„Fruchtbare Anomalien“

Einige Überlegungen zur Entwicklung der deutschsprachigen interkulturellen Gegenwartsliteratur

Von Monika StranakovaRSS-Newsfeed neuer Artikel von Monika Stranakova

Es ist gar nicht so lange her, dass ein anerkennendes Raunen durch die deutsche Medienlandschaft ging: Die Jury des Deutschen Buchpreises, mit dem der Börsenverein des Deutschen Buchhandels seit 2005 zum Auftakt der Frankfurter Buchmesse den besten deutschsprachigen Roman der letzten zwölf Monate kürt, hat bei ihrer Auswahl 2010 auf die kulturelle Vielfalt gesetzt.
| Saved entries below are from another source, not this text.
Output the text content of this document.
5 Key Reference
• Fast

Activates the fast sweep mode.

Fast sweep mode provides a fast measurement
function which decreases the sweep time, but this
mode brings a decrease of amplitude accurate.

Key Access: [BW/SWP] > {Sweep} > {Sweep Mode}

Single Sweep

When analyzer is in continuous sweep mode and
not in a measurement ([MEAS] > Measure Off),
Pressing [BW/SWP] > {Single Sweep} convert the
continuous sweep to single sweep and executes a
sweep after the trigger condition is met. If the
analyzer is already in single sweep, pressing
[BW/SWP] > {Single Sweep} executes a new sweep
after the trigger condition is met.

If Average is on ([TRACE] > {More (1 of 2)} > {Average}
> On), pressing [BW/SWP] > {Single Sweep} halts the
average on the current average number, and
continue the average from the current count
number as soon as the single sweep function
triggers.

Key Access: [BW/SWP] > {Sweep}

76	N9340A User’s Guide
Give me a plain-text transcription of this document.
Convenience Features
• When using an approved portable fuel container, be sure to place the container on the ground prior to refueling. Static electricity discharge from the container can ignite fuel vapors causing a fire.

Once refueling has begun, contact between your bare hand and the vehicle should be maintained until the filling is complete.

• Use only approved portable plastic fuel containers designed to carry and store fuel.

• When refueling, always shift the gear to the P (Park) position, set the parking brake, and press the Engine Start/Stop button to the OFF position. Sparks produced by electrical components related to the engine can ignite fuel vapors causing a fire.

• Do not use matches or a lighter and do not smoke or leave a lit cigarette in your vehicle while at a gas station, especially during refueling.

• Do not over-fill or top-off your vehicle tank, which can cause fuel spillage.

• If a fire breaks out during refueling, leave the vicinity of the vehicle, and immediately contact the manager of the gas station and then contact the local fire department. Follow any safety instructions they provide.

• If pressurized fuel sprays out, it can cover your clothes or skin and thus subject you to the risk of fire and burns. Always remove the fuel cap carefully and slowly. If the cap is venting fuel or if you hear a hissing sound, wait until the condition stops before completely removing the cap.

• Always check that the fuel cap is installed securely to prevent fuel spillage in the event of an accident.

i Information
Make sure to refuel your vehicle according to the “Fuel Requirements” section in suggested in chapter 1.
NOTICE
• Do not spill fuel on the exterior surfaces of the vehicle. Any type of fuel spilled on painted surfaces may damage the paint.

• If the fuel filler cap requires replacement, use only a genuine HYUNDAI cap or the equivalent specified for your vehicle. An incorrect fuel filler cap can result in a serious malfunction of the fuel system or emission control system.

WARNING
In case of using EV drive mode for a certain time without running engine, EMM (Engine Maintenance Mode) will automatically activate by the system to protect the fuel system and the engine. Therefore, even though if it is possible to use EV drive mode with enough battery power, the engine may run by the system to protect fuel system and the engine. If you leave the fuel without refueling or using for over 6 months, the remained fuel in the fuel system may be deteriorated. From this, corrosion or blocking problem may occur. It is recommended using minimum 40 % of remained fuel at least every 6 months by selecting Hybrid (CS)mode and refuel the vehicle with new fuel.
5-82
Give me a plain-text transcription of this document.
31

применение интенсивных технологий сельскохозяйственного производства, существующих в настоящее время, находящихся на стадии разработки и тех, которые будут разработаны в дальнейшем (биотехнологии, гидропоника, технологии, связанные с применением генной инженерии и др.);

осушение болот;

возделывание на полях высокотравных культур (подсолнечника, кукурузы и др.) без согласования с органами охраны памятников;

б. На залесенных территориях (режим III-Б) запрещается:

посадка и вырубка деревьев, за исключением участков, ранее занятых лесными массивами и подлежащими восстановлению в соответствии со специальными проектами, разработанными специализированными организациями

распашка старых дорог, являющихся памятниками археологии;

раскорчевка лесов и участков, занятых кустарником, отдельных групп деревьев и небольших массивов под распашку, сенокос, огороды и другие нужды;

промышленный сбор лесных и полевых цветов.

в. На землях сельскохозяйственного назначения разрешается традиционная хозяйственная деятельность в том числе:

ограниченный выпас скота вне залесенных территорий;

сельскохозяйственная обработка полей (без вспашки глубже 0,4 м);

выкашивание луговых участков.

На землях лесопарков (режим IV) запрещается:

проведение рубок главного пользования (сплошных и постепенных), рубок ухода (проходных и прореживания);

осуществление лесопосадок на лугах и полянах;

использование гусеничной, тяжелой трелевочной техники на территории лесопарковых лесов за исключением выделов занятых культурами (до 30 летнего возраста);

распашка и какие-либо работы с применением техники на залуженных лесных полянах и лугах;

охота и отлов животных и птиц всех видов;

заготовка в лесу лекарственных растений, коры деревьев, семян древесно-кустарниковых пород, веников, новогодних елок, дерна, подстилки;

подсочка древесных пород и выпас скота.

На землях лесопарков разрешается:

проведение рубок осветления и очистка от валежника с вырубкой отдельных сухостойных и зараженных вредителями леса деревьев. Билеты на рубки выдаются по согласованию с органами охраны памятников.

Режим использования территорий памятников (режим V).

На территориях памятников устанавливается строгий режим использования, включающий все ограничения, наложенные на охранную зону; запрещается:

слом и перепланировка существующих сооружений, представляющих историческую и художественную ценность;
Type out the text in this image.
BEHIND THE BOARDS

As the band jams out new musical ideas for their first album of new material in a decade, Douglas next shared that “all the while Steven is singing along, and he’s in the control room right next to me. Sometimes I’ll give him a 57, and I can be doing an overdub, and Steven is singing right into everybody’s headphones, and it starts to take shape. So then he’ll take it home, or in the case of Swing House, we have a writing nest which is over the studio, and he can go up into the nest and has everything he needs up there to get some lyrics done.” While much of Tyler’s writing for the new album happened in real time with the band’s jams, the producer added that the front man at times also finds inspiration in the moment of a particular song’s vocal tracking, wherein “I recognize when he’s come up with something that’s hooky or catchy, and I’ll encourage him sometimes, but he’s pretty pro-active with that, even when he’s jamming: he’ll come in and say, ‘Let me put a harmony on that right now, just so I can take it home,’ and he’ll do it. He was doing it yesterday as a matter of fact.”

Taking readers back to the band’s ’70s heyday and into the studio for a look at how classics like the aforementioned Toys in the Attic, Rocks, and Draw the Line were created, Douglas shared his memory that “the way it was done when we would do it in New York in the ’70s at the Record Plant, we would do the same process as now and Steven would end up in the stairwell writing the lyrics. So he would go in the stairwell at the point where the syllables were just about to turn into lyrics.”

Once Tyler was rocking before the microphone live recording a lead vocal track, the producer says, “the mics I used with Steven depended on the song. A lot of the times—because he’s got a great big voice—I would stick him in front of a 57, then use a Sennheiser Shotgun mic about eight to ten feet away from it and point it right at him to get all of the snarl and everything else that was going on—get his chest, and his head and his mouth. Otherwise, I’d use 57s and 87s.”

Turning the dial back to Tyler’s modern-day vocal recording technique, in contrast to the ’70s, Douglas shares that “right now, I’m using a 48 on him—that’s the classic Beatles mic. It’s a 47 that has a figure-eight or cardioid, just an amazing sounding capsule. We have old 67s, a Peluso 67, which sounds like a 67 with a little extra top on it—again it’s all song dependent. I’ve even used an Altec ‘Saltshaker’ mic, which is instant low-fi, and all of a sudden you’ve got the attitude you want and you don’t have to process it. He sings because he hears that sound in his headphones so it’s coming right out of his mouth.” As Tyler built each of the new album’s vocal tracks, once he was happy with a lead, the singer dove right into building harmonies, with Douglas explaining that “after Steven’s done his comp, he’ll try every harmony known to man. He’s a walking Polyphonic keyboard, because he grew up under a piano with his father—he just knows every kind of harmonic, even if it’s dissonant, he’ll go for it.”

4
Fast die Hälfte der nominierten Titel der Longlist stammte von Autorinnen und Autoren, die außerhalb des deutschen Sprachraums, zumeist in Ost- oder Südosteuropa geboren worden sind. Zwar gab es unter den Nominierten immer wieder vereinzelt Autoren, die einen Sprachwechsel vollzogen haben – Saša Stanišic und Ilja Trojanow 2006, Sherko Fatah 2008, Feridun Zaimoglu sogar in beiden Jahren –, doch die Shortlist mit Melinda Nadj Abonji, Doron Rabinovici und Jan Faktor hat die Annahme bestätigt, dass dies tatsächlich „ein eigenwilliger Buchpreis-Jahrgang“ ist. „Über Liebe schreiben, reicht nicht mehr. Die Globalisierung ist im deutschsprachigen Literaturbetrieb angekommen!“, kommentierte die Online-Ausgabe der Wochenzeitung „“Die Zeit“ die Bekanntgabe der Finalisten, „komplizierte Herkunftsgeschichten und Geschichten über den Einbruch politischer Katastrophen ins Private sind zeitgemäßer und rocken besser“.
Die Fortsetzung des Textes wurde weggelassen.